Relying on data and managing by numbers isn’t a good way to lead staff, Vernon said. To illustrate his point, he told a story from earlier in his career when he created a balanced scorecard for adjusters; it included the target numbers required to prove someone was doing well at their job. People ended up doing “the craziest things,” as a result, he recounted.

For example, in order to meet target average handle times numbers, staff would hang up with clients in the middle of a conversation or get their friends to call and speak to them for a few minutes. One adjuster would come in early and cherry pick the easiest cases, get them done and make it look like her productivity was high. She was rewarded with a trip. It wasn’t until after that her scheme was uncovered.

“That’s not the type of behaviour you want to encourage,” Vernon said. “Data can be dangerous if you don’t use it wisely and are not thinking about it in the context of work.”

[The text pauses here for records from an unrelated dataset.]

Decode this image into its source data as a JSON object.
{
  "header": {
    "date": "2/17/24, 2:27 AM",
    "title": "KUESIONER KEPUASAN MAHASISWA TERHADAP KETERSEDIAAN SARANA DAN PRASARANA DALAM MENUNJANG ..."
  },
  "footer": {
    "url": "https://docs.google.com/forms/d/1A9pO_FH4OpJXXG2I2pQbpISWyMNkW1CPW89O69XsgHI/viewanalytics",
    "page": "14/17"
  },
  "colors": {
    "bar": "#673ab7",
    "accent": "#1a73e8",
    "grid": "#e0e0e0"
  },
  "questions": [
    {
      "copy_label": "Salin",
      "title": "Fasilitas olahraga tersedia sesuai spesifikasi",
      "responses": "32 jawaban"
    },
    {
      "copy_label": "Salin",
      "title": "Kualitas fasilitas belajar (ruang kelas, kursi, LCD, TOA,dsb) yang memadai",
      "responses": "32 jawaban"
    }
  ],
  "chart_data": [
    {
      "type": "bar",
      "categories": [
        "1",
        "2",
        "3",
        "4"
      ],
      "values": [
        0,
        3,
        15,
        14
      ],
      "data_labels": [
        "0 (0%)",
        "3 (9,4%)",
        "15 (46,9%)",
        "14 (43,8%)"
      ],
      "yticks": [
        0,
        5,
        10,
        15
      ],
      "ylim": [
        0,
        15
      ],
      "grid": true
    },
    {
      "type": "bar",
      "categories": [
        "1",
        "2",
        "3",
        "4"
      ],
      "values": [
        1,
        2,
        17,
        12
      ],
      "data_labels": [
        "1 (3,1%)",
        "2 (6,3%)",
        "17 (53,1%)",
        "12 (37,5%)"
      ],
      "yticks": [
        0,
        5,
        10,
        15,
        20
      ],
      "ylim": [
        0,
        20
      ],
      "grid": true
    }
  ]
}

Don’t use data as a a crutch, he warned. Instead, use it as a diagnostic tool. For example, if someone is spending more time on calls, see why that is. Maybe they’re just unlucky getting all of the chatty clients, or perhaps they do need some extra training.

“It’s absolutely critical to bring that lens to treat data with respect, to recognize the value it provides,” he said. “But don’t glorify it to the point where you stop thinking and lose the spirit of why we’re here, which is: We’re here to help people. Data is just around to make sure we can do it as best we can.”

Data is also meant to help with making decisions. Don’t go so far as to totally disregard data, but don’t go to the other extreme in which data is the only basis upon which you make decisions. That’s why leaders need to use context, Vernon said.

“That’s something that scares a lot of people,” he said. “They slip into a position where you’re managing by numbers instead of actually managing. So, you have to strike a delicate balance between making informed decisions using data, and losing the spirit of claims-handling by thinking about everything in numbers. You need to do a really good job of [maintaining a balance].”

One thing data has certainly done is slow down the claims journey, panellist Karen Mican, senior vice president of claims at RSA, pointed out. “We have more data than ever before,” she said. “That’s one of the challenges for our people….It sometimes takes them longer to get through the claims process at [first notice of loss]. The reason is, we’re capturing so many more data points.